Catalan Socialist leader strengthened in party convention
PSC aspires to become main party in Catalonia and "catapult" Miquel Iceta as best candidate for president in next election
A few years ago things were looking bleak for the Catalan Socialists (PSC) and its leader, Miquel Iceta, who was facing a leadership challenge while his party was at odds with the main Socialist party in Spain.
However, PSC celebrates its 14th convention this weekend aspiring to become the main party in Catalonia "the sooner the better," while Iceta will lead the three-day meeting of some 2,000 activists unchallenged for the top spot in the party.
"We want to use these three days to lay the groundwork for PSC to again become the main political force in Catalonia," said party secretary, Salvador Illa, on Friday, who presented the Socialists as the only party to rescue the country from its present "cul de sac."
Party sources added that another aim of the convention was to "catapult" Iceta as the main candidate in the next Catalan elections leading a party that can provide a viable alternative to the pro-independence coalition currently in government.

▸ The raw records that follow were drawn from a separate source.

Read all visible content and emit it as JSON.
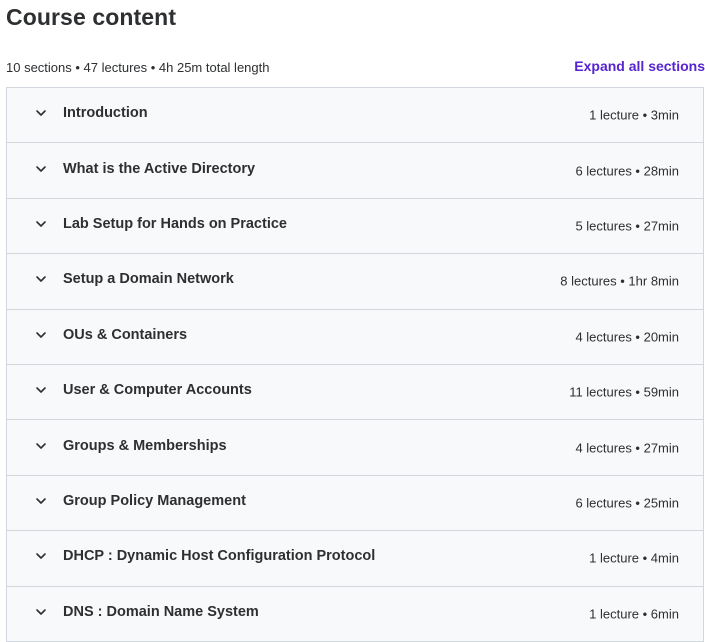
{
  "header": {
    "title": "Course content",
    "summary": "10 sections • 47 lectures • 4h 25m total length",
    "expand_all_label": "Expand all sections"
  },
  "icons": {
    "section_toggle": "chevron-down-icon"
  },
  "colors": {
    "accent": "#5624d0",
    "section_bg": "#f7f9fa",
    "border": "#d1d7dc",
    "text": "#2d2f31"
  },
  "sections": [
    {
      "title": "Introduction",
      "meta": "1 lecture • 3min"
    },
    {
      "title": "What is the Active Directory",
      "meta": "6 lectures • 28min"
    },
    {
      "title": "Lab Setup for Hands on Practice",
      "meta": "5 lectures • 27min"
    },
    {
      "title": "Setup a Domain Network",
      "meta": "8 lectures • 1hr 8min"
    },
    {
      "title": "OUs & Containers",
      "meta": "4 lectures • 20min"
    },
    {
      "title": "User & Computer Accounts",
      "meta": "11 lectures • 59min"
    },
    {
      "title": "Groups & Memberships",
      "meta": "4 lectures • 27min"
    },
    {
      "title": "Group Policy Management",
      "meta": "6 lectures • 25min"
    },
    {
      "title": "DHCP : Dynamic Host Configuration Protocol",
      "meta": "1 lecture • 4min"
    },
    {
      "title": "DNS : Domain Name System",
      "meta": "1 lecture • 6min"
    }
  ]
}
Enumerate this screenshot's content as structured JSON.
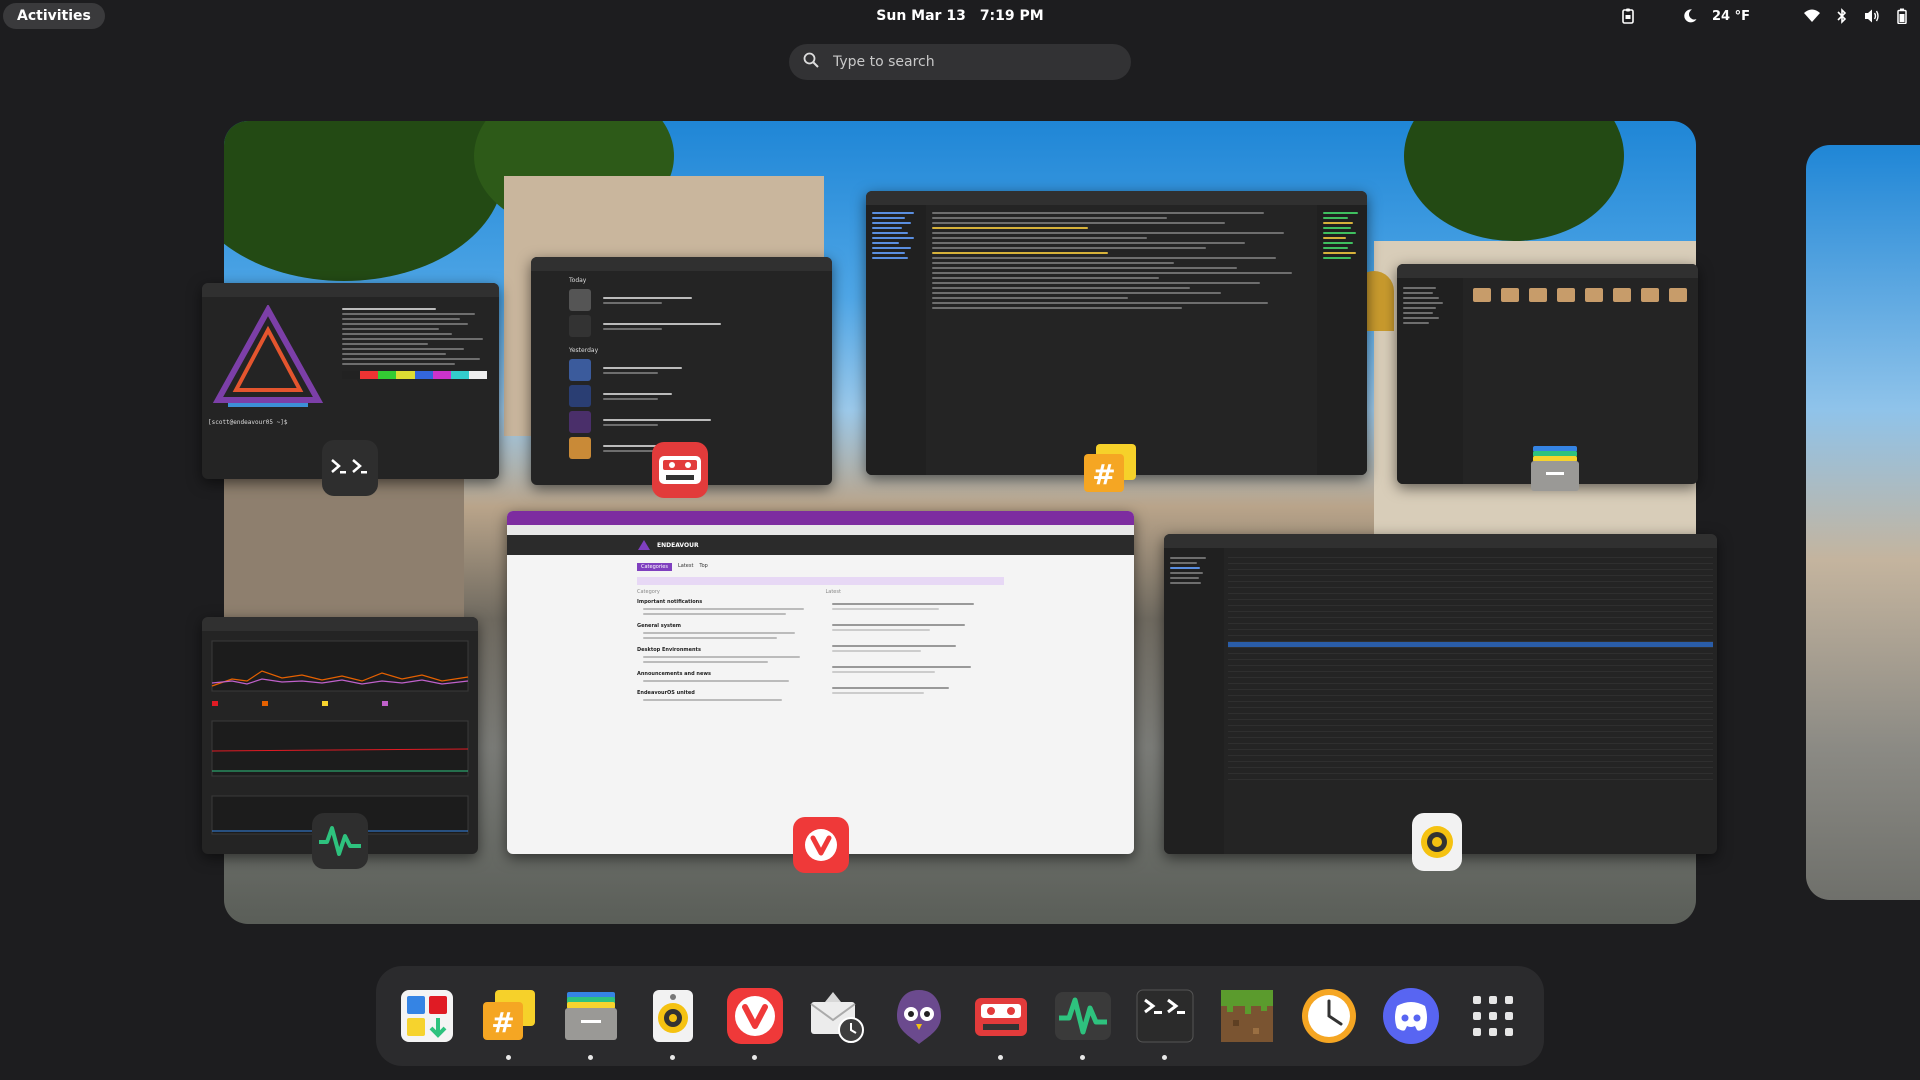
{
  "topbar": {
    "activities_label": "Activities",
    "date": "Sun Mar 13",
    "time": "7:19 PM",
    "weather_temp": "24 °F"
  },
  "search": {
    "placeholder": "Type to search"
  },
  "windows": {
    "terminal": {
      "prompt": "[scott@endeavour05 ~]$ "
    },
    "podcasts": {
      "section_today": "Today",
      "section_yesterday": "Yesterday"
    },
    "browser": {
      "site_title": "ENDEAVOUR",
      "categories_tab": "Categories",
      "latest_tab": "Latest",
      "top_tab": "Top",
      "col_category": "Category",
      "col_latest": "Latest",
      "cat_1": "Important notifications",
      "cat_2": "General system",
      "cat_3": "Desktop Environments",
      "cat_4": "Announcements and news",
      "cat_5": "EndeavourOS united"
    }
  },
  "dash": {
    "apps": [
      {
        "name": "software-store",
        "running": false
      },
      {
        "name": "hexchat",
        "running": true
      },
      {
        "name": "files",
        "running": true
      },
      {
        "name": "rhythmbox",
        "running": true
      },
      {
        "name": "vivaldi",
        "running": true
      },
      {
        "name": "mail-clock",
        "running": false
      },
      {
        "name": "tootle",
        "running": false
      },
      {
        "name": "podcasts",
        "running": true
      },
      {
        "name": "system-monitor",
        "running": true
      },
      {
        "name": "terminal",
        "running": true
      },
      {
        "name": "minecraft",
        "running": false
      },
      {
        "name": "clock",
        "running": false
      },
      {
        "name": "discord",
        "running": false
      }
    ]
  },
  "colors": {
    "panel_bg": "#1d1d1f",
    "dash_bg": "#2b2b2d",
    "vivaldi_red": "#ef3939",
    "discord_blurple": "#5865f2"
  }
}
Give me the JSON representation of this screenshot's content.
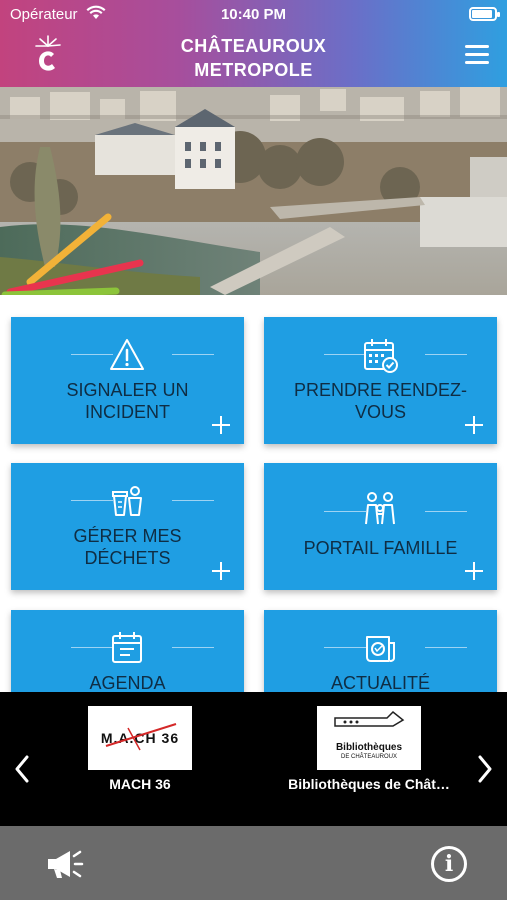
{
  "status_bar": {
    "carrier": "Opérateur",
    "time": "10:40 PM"
  },
  "header": {
    "title_line1": "CHÂTEAUROUX",
    "title_line2": "METROPOLE"
  },
  "tiles": [
    {
      "line1": "SIGNALER UN",
      "line2": "INCIDENT",
      "icon": "warning-icon"
    },
    {
      "line1": "PRENDRE RENDEZ-",
      "line2": "VOUS",
      "icon": "calendar-check-icon"
    },
    {
      "line1": "GÉRER MES",
      "line2": "DÉCHETS",
      "icon": "waste-bins-icon"
    },
    {
      "line1": "PORTAIL FAMILLE",
      "line2": "",
      "icon": "family-icon"
    },
    {
      "line1": "AGENDA",
      "line2": "",
      "icon": "agenda-icon"
    },
    {
      "line1": "ACTUALITÉ",
      "line2": "",
      "icon": "news-icon"
    }
  ],
  "carousel": {
    "items": [
      {
        "name": "MACH 36",
        "logo_text": "M.A.CH 36"
      },
      {
        "name": "Bibliothèques de Chât…",
        "logo_text": "Bibliothèques",
        "logo_subtext": "DE CHÂTEAUROUX"
      }
    ]
  },
  "colors": {
    "tile_blue": "#1f9ee3",
    "carousel_bg": "#000000",
    "bottom_bar": "#6b6b6b"
  }
}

Iceta became PSC leader unopposed in 2014, with the party winning 12 seats in the Catalan elections in 2015. After surviving a rocky patch and a leadership challenge the following year, the Catalan Socialists under Iceta increased their number of seats to 17 in 2017.
A vocal supporter of Spanish Socialist leader, Pedro Sánchez, the acting president returned the favor following the November general election, saying: "In the next Catalan election, I'm sure Catalonia will choose Miquel Iceta as the next president."
In order to make that possible, the Catalan Socialists will be looking to take advantage of the recent fall in support for the unionist Ciutadans party, which is unlikely to see a repeat of its big victory in 2017 that saw it win 36 seats and become the main opposition party.
The Catalan Socialists will also be looking for ways to steal away progressive votes from the left-wing En Comú Podem party, by focusing on such areas as "social justice, feminism, ecology, and dialogue," according to Illa.